O exame da decisão ora questionada parece revelar que esse ato decisório não se ajustaria ao magistério jurisprudencial prevalecente nesta Suprema Corte, pois – insista-se – a denegação, ao sentenciado, do direito de recorrer (ou de permanecer) em liberdade depende, para legitimar-se, da ocorrência concreta de qualquer das hipóteses referidas no art. 312 do CPP (RTJ 195/603, Rel. Min. GILMAR MENDES – HC 84.434/SP, Rel. Min. GILMAR MENDES – HC 86.164/RO, Rel. Min. AYRES BRITTO, v.g.), a significar, portanto, que, inexistindo fundamento autorizador da privação meramente processual da liberdade do réu, esse ato de constrição reputar-se-á ilegal, porque destituído, em referido contexto, da necessária cautelaridade (RTJ 193/936):
“(...) PRISÃO CAUTELAR – CARÁTER EXCEPCIONAL.
- A privação cautelar da liberdade individual reveste-se de caráter excepcional, somente devendo ser decretada em situações de absoluta necessidade.
A prisão processual, para legitimar-se em face de nosso sistema jurídico, impõe - além da satisfação dos pressupostos a que se refere o art. 312 do CPP (prova da existência material do crime e indício suficiente de autoria) - que se evidenciem, com fundamento em base empírica idônea, razões justificadoras da imprescindibilidade dessa extraordinária medida cautelar de privação da liberdade do indiciado ou do réu.
- A questão da decretabilidade da prisão cautelar. Possibilidade excepcional, desde que satisfeitos os requisitos mencionados no art. 312 do CPP. Necessidade da verificação concreta, em cada caso, da imprescindibilidade da adoção dessa medida extraordinária. Doutrina. Precedentes.”
(HC 89.754/BA, Rel. Min. CELSO DE MELLO)
Em suma: a prisão processual, de ordem meramente cautelar, ainda que fundada em condenação penal recorrível, tem, como pressuposto legitimador, a existência de situação de real necessidade, apta a ensejar, ao Estado, quando efetivamente ocorrente, a adoção – sempre excepcional – dessa medida constritiva de caráter pessoal.
Nem se diga que a decisão de primeira instância teria sido reforçada, em sua fundamentação, pelo julgamento emanado do E. Superior Tribunal de Justiça, no qual se denegou a ordem de “habeas corpus” então postulada em favor dos ora pacientes.
Cabe ter presente, neste ponto, na linha da orientação jurisprudencial que o Supremo Tribunal Federal firmou na matéria, que a legalidade da decisão que decreta a prisão cautelar ou que denega liberdade provisória deverá ser aferida em função dos fundamentos que lhe dão suporte, e não em face de eventual reforço advindo dos julgamentos emanados das instâncias judiciárias superiores (HC 90.313/PR, Rel.

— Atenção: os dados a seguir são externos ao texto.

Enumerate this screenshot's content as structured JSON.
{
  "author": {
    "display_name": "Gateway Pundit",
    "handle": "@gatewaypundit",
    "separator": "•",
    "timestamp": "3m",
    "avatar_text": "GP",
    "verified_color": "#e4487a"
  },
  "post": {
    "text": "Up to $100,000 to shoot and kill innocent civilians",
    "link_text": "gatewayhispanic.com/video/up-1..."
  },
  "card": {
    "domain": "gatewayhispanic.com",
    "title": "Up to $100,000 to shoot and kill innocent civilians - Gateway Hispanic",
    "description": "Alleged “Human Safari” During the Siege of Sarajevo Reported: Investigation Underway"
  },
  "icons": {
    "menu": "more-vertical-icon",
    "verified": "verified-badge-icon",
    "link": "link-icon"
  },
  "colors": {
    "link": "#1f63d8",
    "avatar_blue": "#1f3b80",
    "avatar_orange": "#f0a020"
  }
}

Min. CELSO DE MELLO, HC 96.715-MC/SP, Rel. Min. CELSO DE MELLO, HC 97.976-MC/MG, Rel. Min. CELSO DE MELLO, v.g.):
“(...) Às instâncias subseqüentes não é dado suprir o decreto de prisão cautelar, de modo que não pode ser considerada a assertiva de que a fuga do paciente constitui fundamento bastante para enclausurá-lo preventivamente (...).”
(RTJ 194/947-948, Rel. p/ o acórdão Min. EROS GRAU - grifei)
A motivação, portanto, há de ser própria, inerente e contemporânea à decisão que decreta (ou mantém) o ato excepcional de privação cautelar da liberdade, pois - insista-se - a ausência ou a deficiência de fundamentação não podem ser supridas “a posteriori” (RTJ 59/31 - RTJ 172/191-192 - RT 543/472 - RT 639/381, v.g.):
“Prisão preventiva: análise dos critérios de idoneidade de sua motivação à luz de jurisprudência do Supremo Tribunal.
(RTJ 179/1135-1136, Rel. Min. SEPÚLVEDA PERTENCE - grifei)
Mesmo que se pudesse superar esse obstáculo, a afirmação do E. Superior Tribunal de Justiça – fundada, tão-somente, no art. 44 da Lei nº 11.343/2006 – também não se revestiria de idoneidade jurídica, para efeito de justificação do ato excepcional de privação cautelar da liberdade individual.
Mostra-se importante ter presente, no caso, quanto à Lei nº 11.343/2006, que o seu art. 44 proíbe, de modo abstrato e “a priori”, a concessão da liberdade provisória nos “crimes previstos nos art. 33, ‘caput’ e § 1º, e 34 a 37 desta Lei”.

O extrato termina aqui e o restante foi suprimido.